UF Receives NIH Clinical and Translational Science Award
David S. Guzick, M.D., Ph.D.
I’m pleased to announce that the University of Florida today was named a recipient of a nearly $26 million National Institutes of Health’s Clinical and Translational Science Award — the only CTSA in Florida, and one of only 46 nationally.
With this funding, UF joins a prestigious national consortium of medical research institutions working to speed the translation of basic science discoveries into improved health care for patients.
Receipt of this five-year grant positions UF to maintain its competitive edge by accelerating scientific discovery, enhancing medical care, developing commercializable technologies, producing highly skilled clinician-scientists and fostering partnerships with industry.
UF’s CTSI partnership involves both the Gainesville and Jacksonville Health Science Center campuses and includes 12 of the university’s 16 colleges: Medicine, Dentistry, Nursing, Pharmacy, Public Health and Health Professions, Veterinary Medicine, Fine Arts, Journalism and Communications, Liberal Arts and Sciences, Engineering, Health and Human Performance and Agricultural and Life Sciences.
The Institute of Food and Agricultural Sciences, which has a network of extension programs in each of Florida’s 67 counties, is also a major partner. In addition, Shands HealthCare, the Southeast’s largest health-care system, and the North Florida/South Georgia Veterans Health System, the nation’s largest two-division Veterans Affairs health-care system, help to extend the CTSI’s resources and services across the state.
The research supported at UF spans a wide range of disciplines and involves the development and application of new basic science, clinical and community-based methods, including effective use of biomedical informatics and complex statistical analysis tools. The CTSA will support multidisciplinary research in a wide range of fields such as biomedical informatics, gene therapy, aging, nanotechnology and infectious diseases.

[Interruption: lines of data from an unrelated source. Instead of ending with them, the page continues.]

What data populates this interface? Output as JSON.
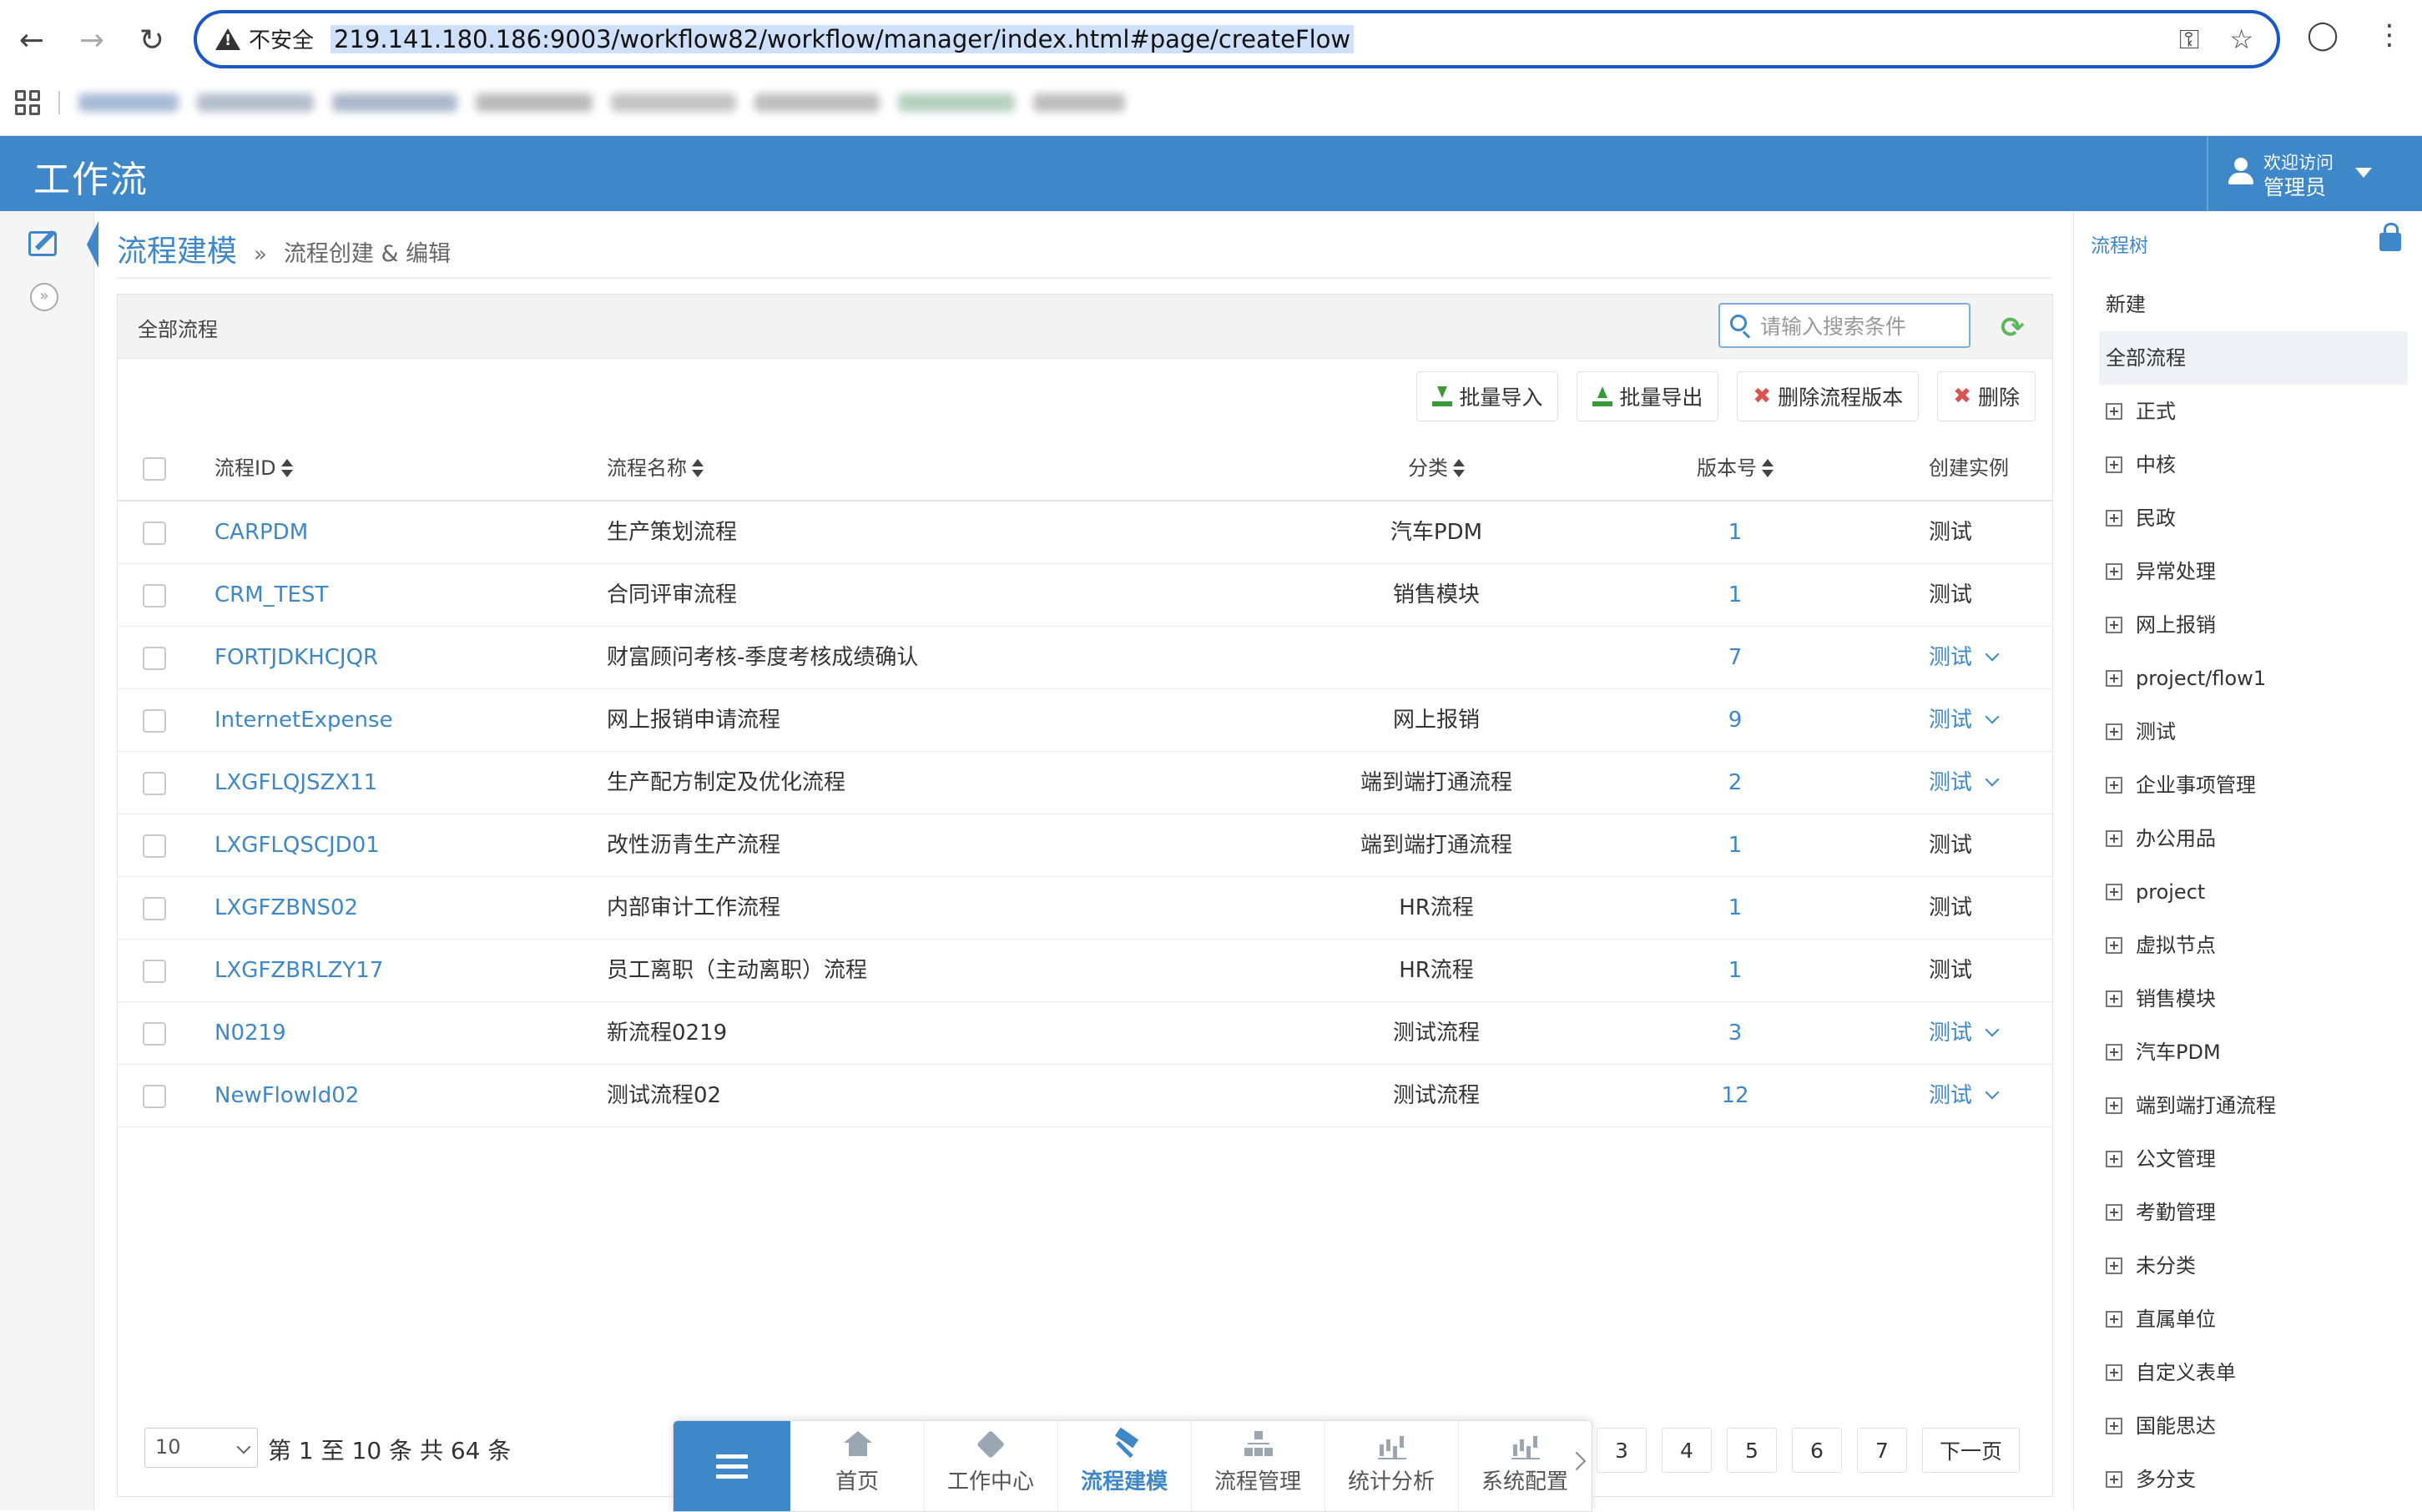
{
  "browser": {
    "security_label": "不安全",
    "url": "219.141.180.186:9003/workflow82/workflow/manager/index.html#page/createFlow"
  },
  "app": {
    "title": "工作流",
    "user_welcome": "欢迎访问",
    "user_name": "管理员"
  },
  "breadcrumb": {
    "main": "流程建模",
    "sep": "»",
    "sub": "流程创建 & 编辑"
  },
  "panel": {
    "title": "全部流程",
    "search_placeholder": "请输入搜索条件"
  },
  "toolbar": {
    "import_label": "批量导入",
    "export_label": "批量导出",
    "delete_version_label": "删除流程版本",
    "delete_label": "删除"
  },
  "table": {
    "headers": {
      "id": "流程ID",
      "name": "流程名称",
      "category": "分类",
      "version": "版本号",
      "action": "创建实例"
    },
    "rows": [
      {
        "id": "CARPDM",
        "name": "生产策划流程",
        "category": "汽车PDM",
        "version": "1",
        "action": "测试",
        "dropdown": false
      },
      {
        "id": "CRM_TEST",
        "name": "合同评审流程",
        "category": "销售模块",
        "version": "1",
        "action": "测试",
        "dropdown": false
      },
      {
        "id": "FORTJDKHCJQR",
        "name": "财富顾问考核-季度考核成绩确认",
        "category": "",
        "version": "7",
        "action": "测试",
        "dropdown": true
      },
      {
        "id": "InternetExpense",
        "name": "网上报销申请流程",
        "category": "网上报销",
        "version": "9",
        "action": "测试",
        "dropdown": true
      },
      {
        "id": "LXGFLQJSZX11",
        "name": "生产配方制定及优化流程",
        "category": "端到端打通流程",
        "version": "2",
        "action": "测试",
        "dropdown": true
      },
      {
        "id": "LXGFLQSCJD01",
        "name": "改性沥青生产流程",
        "category": "端到端打通流程",
        "version": "1",
        "action": "测试",
        "dropdown": false
      },
      {
        "id": "LXGFZBNS02",
        "name": "内部审计工作流程",
        "category": "HR流程",
        "version": "1",
        "action": "测试",
        "dropdown": false
      },
      {
        "id": "LXGFZBRLZY17",
        "name": "员工离职（主动离职）流程",
        "category": "HR流程",
        "version": "1",
        "action": "测试",
        "dropdown": false
      },
      {
        "id": "N0219",
        "name": "新流程0219",
        "category": "测试流程",
        "version": "3",
        "action": "测试",
        "dropdown": true
      },
      {
        "id": "NewFlowId02",
        "name": "测试流程02",
        "category": "测试流程",
        "version": "12",
        "action": "测试",
        "dropdown": true
      }
    ]
  },
  "footer": {
    "page_size": "10",
    "page_info": "第 1 至 10 条 共 64 条",
    "pages": [
      "3",
      "4",
      "5",
      "6",
      "7"
    ],
    "next_label": "下一页"
  },
  "dock": {
    "items": [
      {
        "label": "首页",
        "icon": "home-icon"
      },
      {
        "label": "工作中心",
        "icon": "tag-icon"
      },
      {
        "label": "流程建模",
        "icon": "hammer-icon"
      },
      {
        "label": "流程管理",
        "icon": "org-chart-icon"
      },
      {
        "label": "统计分析",
        "icon": "bar-chart-icon"
      },
      {
        "label": "系统配置",
        "icon": "bar-chart-icon"
      }
    ]
  },
  "tree": {
    "title": "流程树",
    "new_label": "新建",
    "all_label": "全部流程",
    "nodes": [
      "正式",
      "中核",
      "民政",
      "异常处理",
      "网上报销",
      "project/flow1",
      "测试",
      "企业事项管理",
      "办公用品",
      "project",
      "虚拟节点",
      "销售模块",
      "汽车PDM",
      "端到端打通流程",
      "公文管理",
      "考勤管理",
      "未分类",
      "直属单位",
      "自定义表单",
      "国能思达",
      "多分支"
    ]
  },
  "colors": {
    "primary": "#3e87c8",
    "success": "#5cb85c",
    "danger": "#d9534f"
  }
}
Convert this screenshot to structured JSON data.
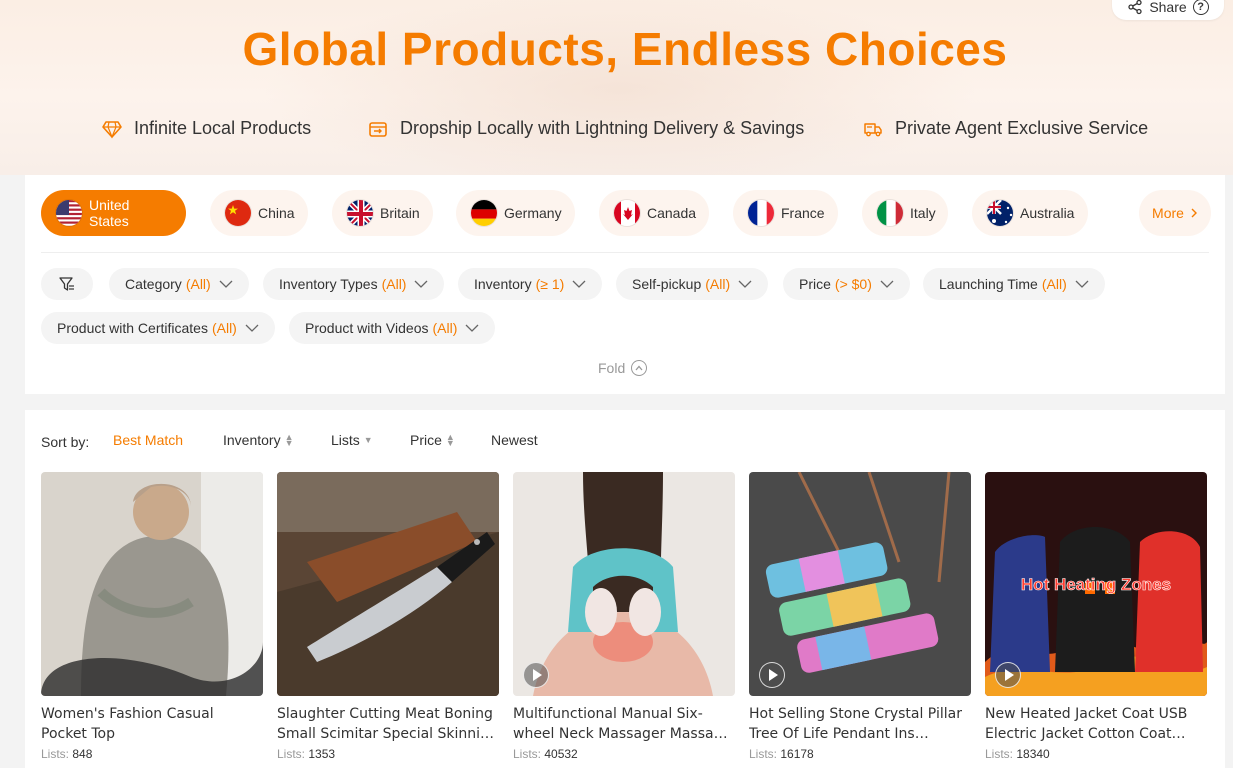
{
  "hero": {
    "title": "Global Products, Endless Choices",
    "share_label": "Share",
    "features": [
      {
        "icon": "diamond-icon",
        "label": "Infinite Local Products"
      },
      {
        "icon": "delivery-box-icon",
        "label": "Dropship Locally with Lightning Delivery & Savings"
      },
      {
        "icon": "truck-icon",
        "label": "Private Agent Exclusive Service"
      }
    ]
  },
  "countries": {
    "items": [
      {
        "label": "United States",
        "flag": "us-flag-icon",
        "active": true
      },
      {
        "label": "China",
        "flag": "china-flag-icon",
        "active": false
      },
      {
        "label": "Britain",
        "flag": "uk-flag-icon",
        "active": false
      },
      {
        "label": "Germany",
        "flag": "germany-flag-icon",
        "active": false
      },
      {
        "label": "Canada",
        "flag": "canada-flag-icon",
        "active": false
      },
      {
        "label": "France",
        "flag": "france-flag-icon",
        "active": false
      },
      {
        "label": "Italy",
        "flag": "italy-flag-icon",
        "active": false
      },
      {
        "label": "Australia",
        "flag": "australia-flag-icon",
        "active": false
      }
    ],
    "more_label": "More"
  },
  "filters": {
    "items": [
      {
        "label": "Category",
        "value": "(All)"
      },
      {
        "label": "Inventory Types",
        "value": "(All)"
      },
      {
        "label": "Inventory",
        "value": "(≥ 1)"
      },
      {
        "label": "Self-pickup",
        "value": "(All)"
      },
      {
        "label": "Price",
        "value": "(> $0)"
      },
      {
        "label": "Launching Time",
        "value": "(All)"
      },
      {
        "label": "Product with Certificates",
        "value": "(All)"
      },
      {
        "label": "Product with Videos",
        "value": "(All)"
      }
    ],
    "fold_label": "Fold"
  },
  "sort": {
    "label": "Sort by:",
    "options": [
      "Best Match",
      "Inventory",
      "Lists",
      "Price",
      "Newest"
    ],
    "active": "Best Match"
  },
  "products": [
    {
      "title": "Women's Fashion Casual Pocket Top",
      "lists_label": "Lists:",
      "lists": "848",
      "has_video": false
    },
    {
      "title": "Slaughter Cutting Meat Boning Small Scimitar Special Skinning Knife",
      "lists_label": "Lists:",
      "lists": "1353",
      "has_video": false
    },
    {
      "title": "Multifunctional Manual Six-wheel Neck Massager Massage Reliever",
      "lists_label": "Lists:",
      "lists": "40532",
      "has_video": true
    },
    {
      "title": "Hot Selling Stone Crystal Pillar Tree Of Life Pendant Ins Fashion Necklace",
      "lists_label": "Lists:",
      "lists": "16178",
      "has_video": true
    },
    {
      "title": "New Heated Jacket Coat USB Electric Jacket Cotton Coat Heater",
      "lists_label": "Lists:",
      "lists": "18340",
      "has_video": true,
      "overlay_text": "Hot Heating Zones"
    }
  ],
  "colors": {
    "accent": "#f57c00",
    "pill_bg": "#f4f4f4",
    "country_bg": "#fdf4ee"
  }
}
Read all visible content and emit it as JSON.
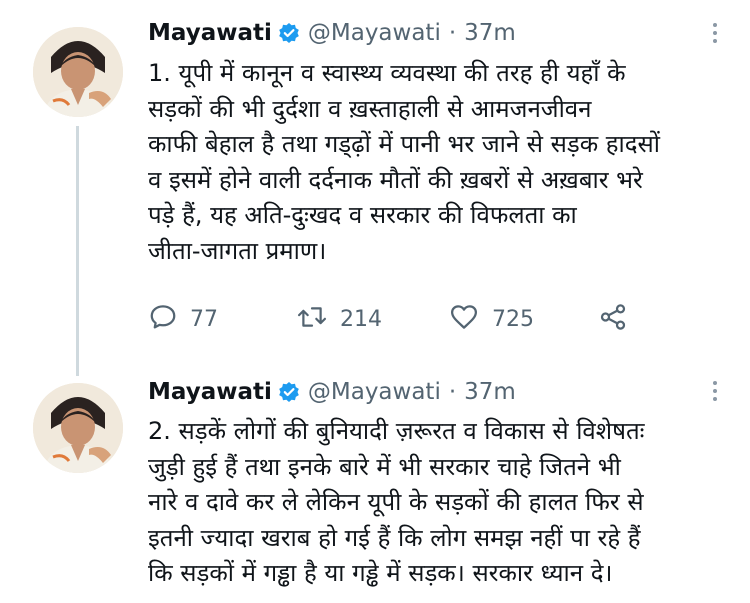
{
  "tweets": [
    {
      "author": "Mayawati",
      "handle": "@Mayawati",
      "separator": "·",
      "time": "37m",
      "text": "1. यूपी में कानून व स्वास्थ्य व्यवस्था की तरह ही यहाँ के\nसड़कों की भी दुर्दशा व ख़स्ताहाली से आमजनजीवन\nकाफी बेहाल है तथा गड्ढ़ों में पानी भर जाने से सड़क हादसों\nव इसमें होने वाली दर्दनाक मौतों की ख़बरों से अख़बार भरे\nपड़े हैं, यह अति-दुःखद व सरकार की विफलता का\nजीता-जागता प्रमाण।",
      "replies": "77",
      "retweets": "214",
      "likes": "725"
    },
    {
      "author": "Mayawati",
      "handle": "@Mayawati",
      "separator": "·",
      "time": "37m",
      "text": "2. सड़कें लोगों की बुनियादी ज़रूरत व विकास से विशेषतः\nजुड़ी हुई हैं तथा इनके बारे में भी सरकार चाहे जितने भी\nनारे व दावे कर ले लेकिन यूपी के सड़कों की हालत फिर से\nइतनी ज्यादा खराब हो गई हैं कि लोग समझ नहीं पा रहे हैं\nकि सड़कों में गड्ढा है या गड्ढे में सड़क। सरकार ध्यान दे।"
    }
  ],
  "icons": {
    "verified": "verified-badge-icon",
    "more": "more-options-icon",
    "reply": "reply-icon",
    "retweet": "retweet-icon",
    "like": "like-icon",
    "share": "share-icon"
  },
  "colors": {
    "verified": "#1d9bf0",
    "secondary_text": "#536471",
    "thread_line": "#cfd9de"
  }
}
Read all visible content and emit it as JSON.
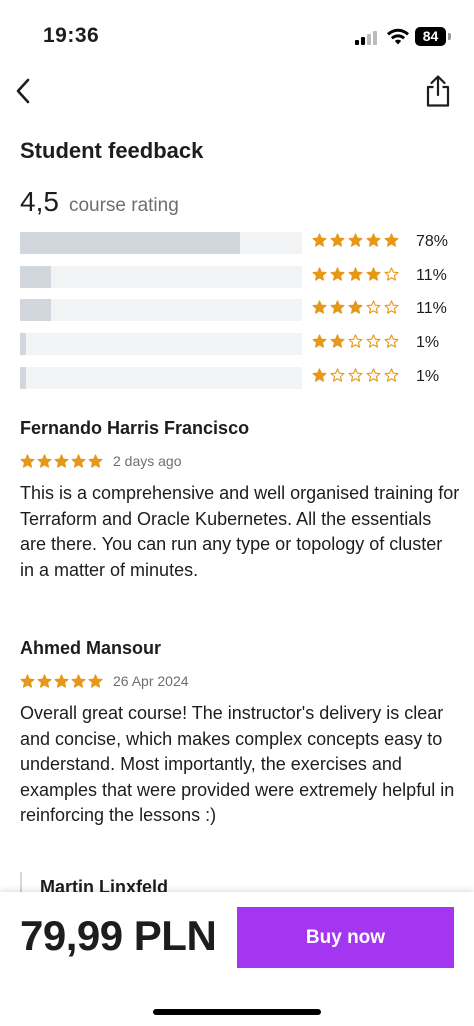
{
  "status_bar": {
    "time": "19:36",
    "battery": "84"
  },
  "nav": {
    "back_icon": "chevron-left-icon",
    "share_icon": "share-icon"
  },
  "section_title": "Student feedback",
  "rating": {
    "value": "4,5",
    "label": "course rating"
  },
  "distribution": [
    {
      "stars": 5,
      "percent_label": "78%",
      "fraction": 0.78
    },
    {
      "stars": 4,
      "percent_label": "11%",
      "fraction": 0.11
    },
    {
      "stars": 3,
      "percent_label": "11%",
      "fraction": 0.11
    },
    {
      "stars": 2,
      "percent_label": "1%",
      "fraction": 0.01
    },
    {
      "stars": 1,
      "percent_label": "1%",
      "fraction": 0.01
    }
  ],
  "reviews": [
    {
      "name": "Fernando Harris Francisco",
      "stars": 5,
      "date": "2 days ago",
      "text": "This is a comprehensive and well organised training for Terraform and Oracle Kubernetes. All the essentials are there. You can run any type or topology of cluster in a matter of minutes."
    },
    {
      "name": "Ahmed Mansour",
      "stars": 5,
      "date": "26 Apr 2024",
      "text": "Overall great course! The instructor's delivery is clear and concise, which makes complex concepts easy to understand. Most importantly, the exercises and examples that were provided were extremely helpful in reinforcing the lessons :)"
    },
    {
      "name": "Martin Linxfeld"
    }
  ],
  "purchase": {
    "price": "79,99 PLN",
    "buy_label": "Buy now"
  },
  "colors": {
    "accent": "#a435f0",
    "star": "#e59819",
    "bar_fill": "#d1d7dc",
    "bar_track": "#f2f3f5"
  }
}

At the University of Rochester, I had the privilege of being Principal Investigator of its CTSA grant since 2006. From this perspective, I want to congratulate Dr. Peter Stacpoole and his team for obtaining this highly competitive award. I am confident that, because of the innovation in the design of UF’s CTSA, its reach across many partners throughout the state, and the dedication and substantial support of President Bernie Machen and Vice President Win Phillips, the Florida CTSI will be transformational in fostering clinical and translation science in this region.